"Sync or Async code review are both fine"

Are they? Really?

In a LinkedIn discussion about the mistake I shared yesterday, someone opined:

Whether you do your code review async or sync with pair programming is up to how the team wants to do things. Both are fine.

Are they, though?

I mean, on the one hand, sure. Valuable, well-crafted software is created using both techniques. But does that mean that both approaches are “fine”? Or simply a matter of personal/team preference?

I don’t think so.

To keep focus, let’s discuss just two approaches: PR-based, async code reviews, versus pair programming. There are many alternatives, and we could apply the following reasoning to them as well, but for simplicity, let’s stick with these two.

Both have pros and cons, strengths and weaknesses.

So perhaps, technically, one can say “both are fine”. Just as one can be technically correct by claiming that “both a bicycle and a 747 are fine.” Yes, each is fine, in its own context. But that in no way makes them equal, or interchangeable.

So what are the strengths and weaknesses of async pull requests, and pair programming and synchronous code review? Here are a few off the top of my head:

Pull requests


  • Facilitates collaboration spanning incompatible schedules (different timezones, etc)
  • Works well for vetting untrusted changes (i.e. opensource contributions from strangers)
  • Ubiquitous—virtually every developer knows how to use the workflow. It’s “comfortable”. Tooling abounds.

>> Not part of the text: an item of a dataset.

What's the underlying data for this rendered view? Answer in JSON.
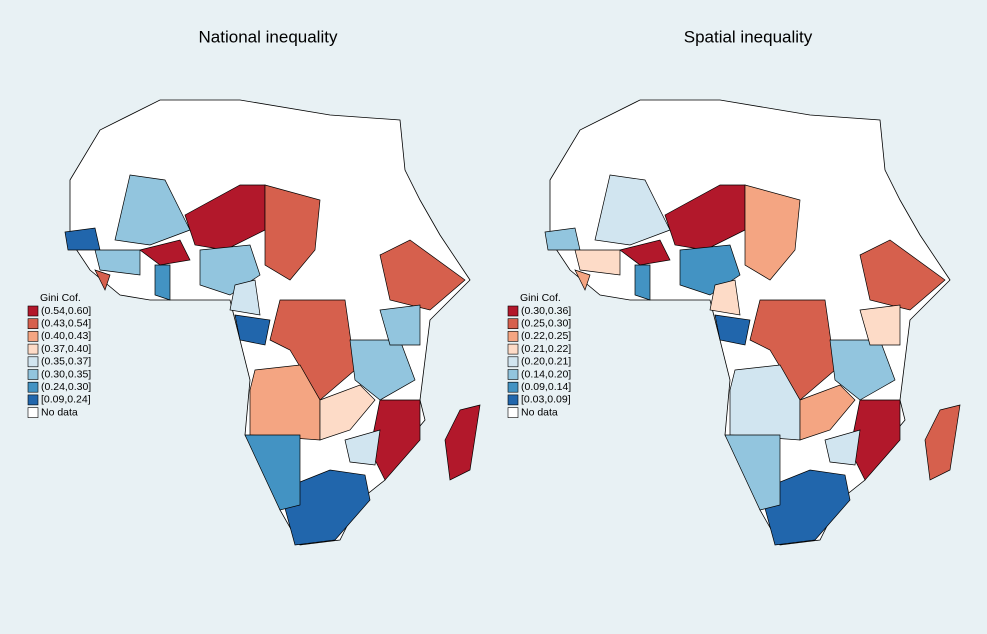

  • Slow cycle times (In some organizations, PRs often take weeks or longer to get approved/merged)
  • Lots of context switching
  • Encourage large batches of work

Pair programming


  • Very fast cycle times—since code is reviewed as it’s written, it can be ready to merge and potentially deploy in minutes.
  • Facilitates much tighter collaboration
  • Improves knowledge sharing
  • Improves work quality, according to the studies I’ve seen


  • Requires compatible schedules
  • Not comfortable to many people (although I suspect most of these people have never done good pairing—it can be a rarity)
  • Requires a different set of tools (especially for remote pairing)
  • Marginally slower. Despite the common, and superficially plausible trope that pair programming means you will produce code at half the speed, the best studies I’ve read suggest that pair programming is slightly slower than the more traditional scatter-gather approach, but only slightly.

So where does that leave us? How do we decide which approach is better for a given context?

I’ll be talking more about that. But for now, how do you decide? Which set of pros/cons is most important to your and your team’s context? And while we’re at it, which pros and cons have I left out that matter for you? Let me know.